It's clear now that having an explicit type for an instance dictionary is not feasible in Aiken, so owing to the fact that an instance dictionary is a product type of functions, one can achieve type classes via dictionary passing by replacing all instance dictionaries as multiple arguments of each method in the type class, and replace the function to create an instance dictionary with multiple functions to create each method in the type class. This is indeed possible in Aiken, and to demonstrate this technique, consider the following Haskell code (which loosely models code generated from Lambda Buffers)

class Eq a where
    eq :: a -> a -> Bool

class PlutusData a where
    toData :: a -> Data
    fromData :: Data -> a

data MyOption a = MyJust a | MyNothing

instance Eq a => Eq (MyOption a) where
    eq (MyJust s) (MyJust t) = s == t
    eq MyNothing  MyNothing  = True
    eq _          _          = False

instance PlutusData a => PlutusData (MyOption a) where
    toData (MyJust s) = Constr 0 [toData s]
    toData MyNothing  = Constr 1 []

    fromData (Constr 0 [s]) = MyJust (fromData s)
    fromData (Constr 1 [])  = MyNothing
    fromData _              = error "bad parse"

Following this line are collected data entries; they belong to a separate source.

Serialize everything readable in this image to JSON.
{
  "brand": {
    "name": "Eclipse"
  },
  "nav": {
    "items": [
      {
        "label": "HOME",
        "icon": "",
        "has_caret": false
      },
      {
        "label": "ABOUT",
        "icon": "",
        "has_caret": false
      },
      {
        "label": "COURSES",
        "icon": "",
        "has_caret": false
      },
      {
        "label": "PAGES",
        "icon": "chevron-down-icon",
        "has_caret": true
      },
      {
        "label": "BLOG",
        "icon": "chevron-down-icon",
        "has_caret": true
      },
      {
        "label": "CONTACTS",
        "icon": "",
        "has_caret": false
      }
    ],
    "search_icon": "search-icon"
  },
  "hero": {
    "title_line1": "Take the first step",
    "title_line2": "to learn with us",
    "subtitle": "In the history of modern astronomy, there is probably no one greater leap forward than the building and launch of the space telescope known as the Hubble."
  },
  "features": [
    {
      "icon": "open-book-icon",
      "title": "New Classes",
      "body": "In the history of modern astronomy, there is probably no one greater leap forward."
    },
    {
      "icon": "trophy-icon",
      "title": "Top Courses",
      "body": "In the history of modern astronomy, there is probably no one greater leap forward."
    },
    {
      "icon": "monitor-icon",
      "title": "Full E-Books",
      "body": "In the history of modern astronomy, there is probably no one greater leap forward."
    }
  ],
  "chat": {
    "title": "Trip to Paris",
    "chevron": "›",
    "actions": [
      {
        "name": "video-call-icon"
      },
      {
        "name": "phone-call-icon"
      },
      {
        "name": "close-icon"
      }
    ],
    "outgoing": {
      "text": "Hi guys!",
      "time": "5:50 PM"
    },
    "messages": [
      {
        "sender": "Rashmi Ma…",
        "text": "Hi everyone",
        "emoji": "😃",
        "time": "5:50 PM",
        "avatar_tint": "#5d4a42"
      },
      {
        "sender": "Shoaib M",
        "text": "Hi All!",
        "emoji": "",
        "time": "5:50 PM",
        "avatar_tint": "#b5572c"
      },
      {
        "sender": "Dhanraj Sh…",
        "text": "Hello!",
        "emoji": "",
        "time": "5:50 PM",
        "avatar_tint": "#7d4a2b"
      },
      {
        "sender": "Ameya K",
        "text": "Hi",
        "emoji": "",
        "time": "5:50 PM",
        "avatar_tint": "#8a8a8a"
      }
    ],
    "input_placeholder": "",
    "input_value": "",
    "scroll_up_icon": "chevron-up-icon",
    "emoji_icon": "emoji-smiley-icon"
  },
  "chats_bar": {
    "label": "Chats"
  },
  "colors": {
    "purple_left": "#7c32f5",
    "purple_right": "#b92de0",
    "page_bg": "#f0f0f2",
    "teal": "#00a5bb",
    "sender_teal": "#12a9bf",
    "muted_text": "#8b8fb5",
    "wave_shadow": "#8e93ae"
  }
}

A translation to type class free code in Aiken is as follows.

#![allow(unused)]
fn main() {
use aiken/builtin as builtin
use mypackage/lb_prelude/types_/int as lb_prelude_int  // this would have to be implemented in an lb-prelude runtime

pub type MyOption<t> {
    MyJust(t)
    MyNothing
}

pub fn eq(eqt : fn(t,t) -> Bool) -> fn(MyOption<t>,MyOption<t>) -> Bool {
    fn(a,b) { 
        when a is {
            MyJust(aJust) -> when b is {
                MyJust(bJust) -> eqt(aJust,bJust)
                MyNothing -> False
            }
            MyNothing -> when b is {
                MyJust(_) -> False
                MyNothing -> True
            }
        }
    }
}

pub fn fromData(fromDataT : fn(Data) -> t) -> fn(Data) -> MyOption<t> {
    fn(theData) {
        let answer = 
            builtin.choose_data (theData, 
                  (fn(theData) { 
                        let constr = builtin.un_constr_data(theData)
                        let tag = constr.1st
                        let fields = constr.2nd
                          when tag is {
                                0 -> when fields is {
                                    [ justValue ] -> MyJust(fromDataT(justValue))
                                    _ -> error @"Bad parse"
                                }
                                1 -> when fields is {
                                    [] -> MyNothing
                                    _ -> error @"Bad parse"
                                }
                                _ -> error @"Bad parse"
                            }
                    })(theData), (fn(_theData) { error @"Bad parse" })(theData), (fn(_theData) { error @"Bad parse"})(theData), (fn(_theData){error @"Bad parse"})(theData), (fn(_theData) { error @"Bad parse"})(theData))
        answer
    }
}

pub fn toData(toDataT : fn(t) -> Data) -> fn(MyOption<t>) -> Data {
    fn(theOption) {
        when theOption is {
            MyJust(justValue) -> builtin.constr_data(0, [toDataT(justValue)])
            MyNothing -> builtin.constr_data(1, [])
        }
    }
}

// Example usages:

test from_nothing_test() {
    fromData(lb_prelude_int.fromData)(builtin.constr_data(1, [])) == MyNothing
}

test from_just_test() {
    fromData(lb_prelude_int.fromData)(builtin.constr_data(0, [builtin.i_data(69)])) == MyJust(69)
}

test from_to_nothing_test() {
    toData(lb_prelude_int.toData)(fromData(lb_prelude_int.fromData)(builtin.constr_data(1, []))) == builtin.constr_data(1, [])
}

test from_to_just_test() {
    toData(lb_prelude_int.toData)(fromData(lb_prelude_int.fromData)(builtin.constr_data(0, [builtin.i_data(69)]))) == builtin.constr_data(0, [builtin.i_data(69)])
}
}

This translation of type classes has some limitations such as:

All type class instances must be defined in the same module that the type is defined in i.e., orphan instances are forbidden.
Only Haskell2010 type classes would be supported.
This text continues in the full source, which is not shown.